Presentation abstract

In 2001, shortly after the IETF issued the IPv6 RFC, Cisco Systems provided for free an experimental version of the router software to the IPv6 community. This allowed interoperation testing over the 6bone. Where are we 10 years later?

Most deployed routers and switches are IPv6-capable at usually no increased cost as the IPv6 comes for free with IPv4. The absolute feature parity between IPv4 and IPv6 is mostly there but there remains some discrepancies that are being addressed before 2012. This mostly feature parity allows for easy IPv6 deployment on the technical side.

On the other hand, it was/is also complex for a network vendor to guess what its customers will deploy as transition models. All models have pros and cons but implementing all of them is costly for the manufacturer (hence prices are higher). This is especially applicable for residential home gateways when so little ISP offer IPv6 to the home users and where there are still a couple of uncertainties (such as the length of the allocated prefix).

On a more positive note, IPv6 is reaching many more products than routers and switches: IP phones, SAN, firewalls, VPN concentrators, anti-spam are all IPv6 ready. And of course, the Internet of Things heavily relies on IPv6.

Finally, it must be noted that all our SP customers are now fully aware of the IPv4-exhaustion issue and most of them are either running IPv6 in production or in pilot or intend to do it in 2011 (with a big exception for African SP). The interest for IPv6 has also reached our enterprise customers worldwide :-)

Bio

Eric graduated from the University of Liege, Belgium, in 1983 with a Master degree in Computer Science.

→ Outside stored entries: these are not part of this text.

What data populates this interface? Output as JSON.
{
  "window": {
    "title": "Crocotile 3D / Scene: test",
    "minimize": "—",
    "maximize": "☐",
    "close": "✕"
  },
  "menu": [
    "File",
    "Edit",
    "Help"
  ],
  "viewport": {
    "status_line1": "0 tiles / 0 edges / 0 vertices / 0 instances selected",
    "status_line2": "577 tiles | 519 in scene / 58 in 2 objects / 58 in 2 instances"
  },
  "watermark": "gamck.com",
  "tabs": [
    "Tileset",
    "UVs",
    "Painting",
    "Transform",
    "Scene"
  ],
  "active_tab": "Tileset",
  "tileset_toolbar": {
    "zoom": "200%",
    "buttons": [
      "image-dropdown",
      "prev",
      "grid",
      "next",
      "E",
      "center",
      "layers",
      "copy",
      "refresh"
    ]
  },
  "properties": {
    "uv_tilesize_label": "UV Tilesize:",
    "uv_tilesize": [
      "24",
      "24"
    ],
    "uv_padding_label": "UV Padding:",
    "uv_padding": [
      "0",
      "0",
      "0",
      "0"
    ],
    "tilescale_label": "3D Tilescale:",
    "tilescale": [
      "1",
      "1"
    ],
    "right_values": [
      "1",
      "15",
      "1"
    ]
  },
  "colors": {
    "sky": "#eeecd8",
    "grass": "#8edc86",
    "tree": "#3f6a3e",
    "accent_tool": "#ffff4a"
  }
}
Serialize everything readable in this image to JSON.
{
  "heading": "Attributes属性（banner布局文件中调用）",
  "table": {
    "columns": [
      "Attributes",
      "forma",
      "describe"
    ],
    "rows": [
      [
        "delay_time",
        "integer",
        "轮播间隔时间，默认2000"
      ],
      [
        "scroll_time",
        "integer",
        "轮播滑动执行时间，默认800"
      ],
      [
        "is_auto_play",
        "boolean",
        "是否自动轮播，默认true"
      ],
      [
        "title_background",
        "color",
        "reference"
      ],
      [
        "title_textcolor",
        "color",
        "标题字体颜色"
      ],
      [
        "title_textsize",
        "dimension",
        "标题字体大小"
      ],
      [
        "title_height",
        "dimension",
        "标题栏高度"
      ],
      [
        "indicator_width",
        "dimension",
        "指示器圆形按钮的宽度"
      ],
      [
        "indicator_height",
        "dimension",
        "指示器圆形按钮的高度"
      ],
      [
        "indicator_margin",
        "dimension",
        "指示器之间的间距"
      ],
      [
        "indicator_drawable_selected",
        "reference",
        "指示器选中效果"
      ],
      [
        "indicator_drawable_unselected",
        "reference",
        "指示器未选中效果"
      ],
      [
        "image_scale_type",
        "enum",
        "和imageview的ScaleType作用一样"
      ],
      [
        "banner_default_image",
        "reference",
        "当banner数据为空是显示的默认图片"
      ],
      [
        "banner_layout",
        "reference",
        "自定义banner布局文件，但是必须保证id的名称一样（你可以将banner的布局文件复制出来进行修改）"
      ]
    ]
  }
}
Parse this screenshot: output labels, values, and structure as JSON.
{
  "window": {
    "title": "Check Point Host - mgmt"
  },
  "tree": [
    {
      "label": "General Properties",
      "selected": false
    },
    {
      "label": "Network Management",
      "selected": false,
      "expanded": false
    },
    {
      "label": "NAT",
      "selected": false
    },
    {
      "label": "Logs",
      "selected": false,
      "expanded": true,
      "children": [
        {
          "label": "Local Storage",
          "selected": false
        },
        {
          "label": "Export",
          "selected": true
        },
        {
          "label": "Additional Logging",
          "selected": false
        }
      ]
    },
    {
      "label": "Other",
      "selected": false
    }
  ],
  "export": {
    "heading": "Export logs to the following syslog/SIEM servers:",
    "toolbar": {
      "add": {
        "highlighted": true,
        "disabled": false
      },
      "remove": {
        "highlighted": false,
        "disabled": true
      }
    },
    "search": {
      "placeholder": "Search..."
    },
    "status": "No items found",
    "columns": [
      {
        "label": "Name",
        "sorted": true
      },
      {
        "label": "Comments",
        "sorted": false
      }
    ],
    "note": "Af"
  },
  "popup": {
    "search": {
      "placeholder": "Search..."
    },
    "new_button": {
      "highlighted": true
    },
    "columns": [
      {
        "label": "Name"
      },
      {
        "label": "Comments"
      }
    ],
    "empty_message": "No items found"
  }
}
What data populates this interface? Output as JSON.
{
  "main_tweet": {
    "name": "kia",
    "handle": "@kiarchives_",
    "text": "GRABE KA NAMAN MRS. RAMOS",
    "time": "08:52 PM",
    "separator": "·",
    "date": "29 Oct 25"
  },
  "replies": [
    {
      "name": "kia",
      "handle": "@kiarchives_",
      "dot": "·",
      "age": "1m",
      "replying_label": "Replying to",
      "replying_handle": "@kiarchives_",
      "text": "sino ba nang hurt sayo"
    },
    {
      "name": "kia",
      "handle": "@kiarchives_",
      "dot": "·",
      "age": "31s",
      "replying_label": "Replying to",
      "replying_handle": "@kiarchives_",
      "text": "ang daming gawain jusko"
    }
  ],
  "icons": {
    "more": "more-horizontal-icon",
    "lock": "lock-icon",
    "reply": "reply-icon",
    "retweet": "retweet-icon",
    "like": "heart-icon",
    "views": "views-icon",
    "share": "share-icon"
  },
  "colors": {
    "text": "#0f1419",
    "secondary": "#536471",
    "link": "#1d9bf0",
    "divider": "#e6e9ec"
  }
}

Since 1997, he works for Cisco as a Distinguished Engineer by helping customers with security designs and since 2007 with IPv6 deployments. He assists product design by advising engineering teams in Cisco. His area of expertise includes the security aspects of LAN switching, IP telephony and IPv6.

He is a guest professor at a couple of Belgian Universities (where he helped the IPv6 deployment), participates regularly at the IETF (author of RFC 3585 & 5514). He is also a respected speaker at several conferences such as RSA Conferences.

He is the main author of ‘LAN Switch Security’ and the co-author of ‘IPv6 Security’.